Download the civil-rights-act.csv from the Data section (it might make sense to look at the description file as well). Using the data answer the questions below (run regressions).

  • Which of the two parties (democrats and republicans) were more supportive for the Civil Rights Act? First, look at a scatter plot. It might help to experiment with jitter to see the points better. (Hint: look at this.)

  • Run a regression of the dummy of voting on the dummy of party (note that R is automatically going to use a character variable in a regression as a dummy.). What are the shares of the two parties who voted for the act?

  • Which states (northern or southern) were more supportive for the act?

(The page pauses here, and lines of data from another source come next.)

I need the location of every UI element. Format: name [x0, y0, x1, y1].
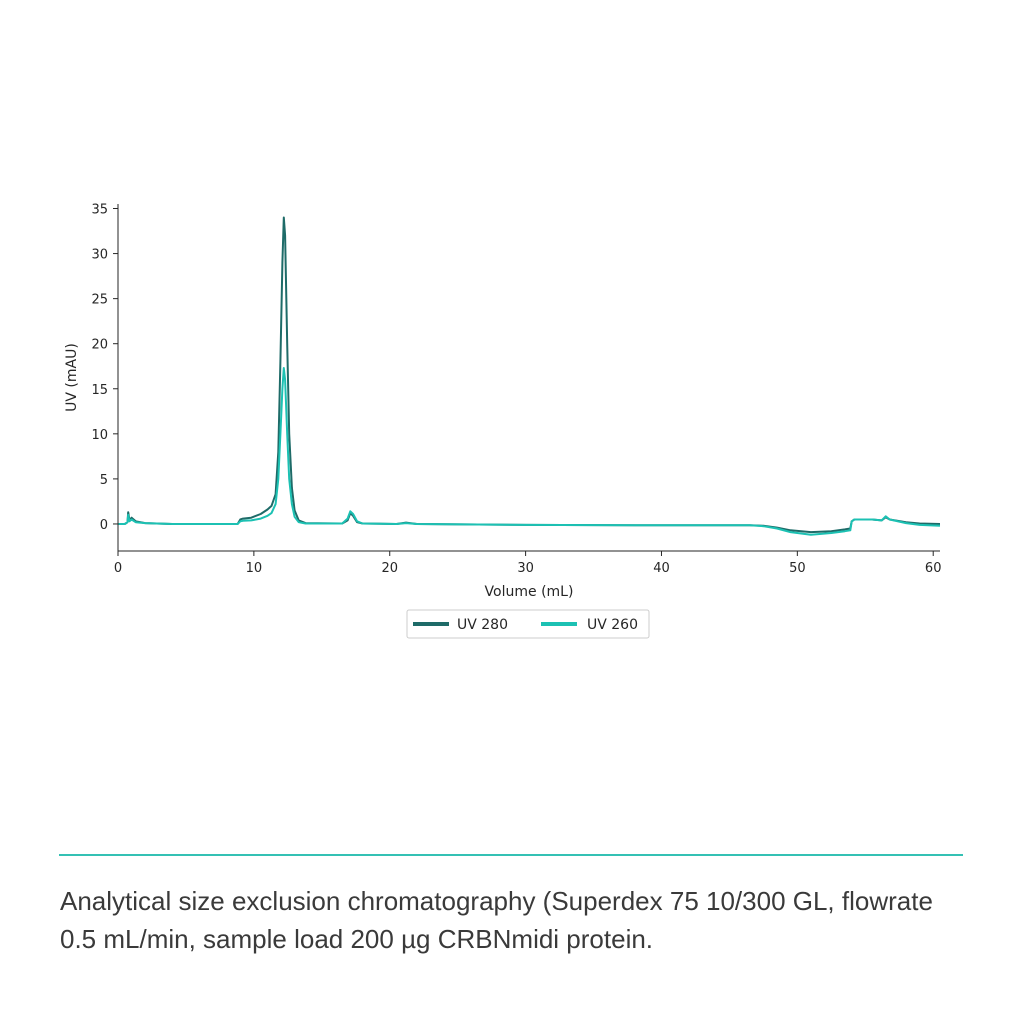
legend: UV 280 UV 260 [406, 609, 650, 639]
y-tick-label: 20 [91, 338, 108, 353]
series-line-uv260 [118, 367, 941, 536]
series-layer [118, 216, 941, 536]
y-tick-label: 10 [91, 428, 108, 443]
x-tick-label: 50 [789, 561, 806, 576]
legend-label-uv280: UV 280 [457, 617, 508, 633]
x-tick-label: 40 [653, 561, 670, 576]
x-tick-label: 10 [246, 561, 263, 576]
y-tick-label: 35 [91, 203, 108, 218]
y-tick-label: 30 [91, 248, 108, 263]
x-axis-label: Volume (mL) [485, 584, 574, 600]
caption-divider [59, 854, 963, 856]
axes-layer: 0 10 20 30 40 50 60 0 5 10 15 20 25 30 35 [91, 203, 941, 576]
legend-label-uv260: UV 260 [587, 617, 638, 633]
series-line-uv280 [118, 216, 941, 534]
y-tick-label: 0 [100, 518, 108, 533]
y-axis-label: UV (mAU) [64, 343, 80, 412]
x-tick-label: 30 [517, 561, 534, 576]
legend-box [406, 609, 650, 639]
y-tick-label: 5 [100, 473, 108, 488]
x-tick-label: 0 [114, 561, 122, 576]
x-tick-label: 60 [925, 561, 942, 576]
figure-caption: Analytical size exclusion chromatography… [60, 886, 933, 954]
x-tick-label: 20 [381, 561, 398, 576]
y-tick-label: 25 [91, 293, 108, 308]
y-tick-label: 15 [91, 383, 108, 398]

What are the shares of the representatives in the two groups of states who voted for the act?

  • When controlling for the state which party were more supportive for the act? How does it compare to what you found in task b)? How could you explain the difference?

Task 2

Use the easyshare_sample.csv for this task. This is a sample of the easyshare project (you can read more about this here). The Survey of Health, Ageing and Retirement in Europe is a multidisciplinary panel survey targeting individuals above 50 years. Hungary participated once, in the 4th wave. The data is about the Hungarian sample with only a few variables: lm_status is originally called as ep005_, mbirth as dn002_mod. You can read about the variables here. The recall variables contain scores from a simple memory test: 10 simple words are listed to the participants of the survey which they should repeat once immediately (recall_1) and once with some delay (recall_2). The sum of these two numbers (ranging from 0 to 20) form a great measure for the memory of the elderly.

  • Know your data. Look at summaries, strange values, and try to clean them. (Hint: negative values usually mean missing values, turn them into NA-s.)

  • Create a new dummy variable which takes one for those who do not work (for whom lm_status not equal to 2). Create a new variable which is the total word recall.

  • Look at whether the memory of those who are not working are worse than those who do. Run a regression which answers this question and interpret the coefficients.

  • Is there any other variable you may want to include the regression to get closer to the answer of the question whether working preserves ones memory? Include it in the regression and interpret your results.

Task 3

Collect the data you would like to use for your term project. Make a plot, or run a regression using that data, and interpret your results.

Task +1

Watch this video and collect 3 positive (or negative) points about the presentation.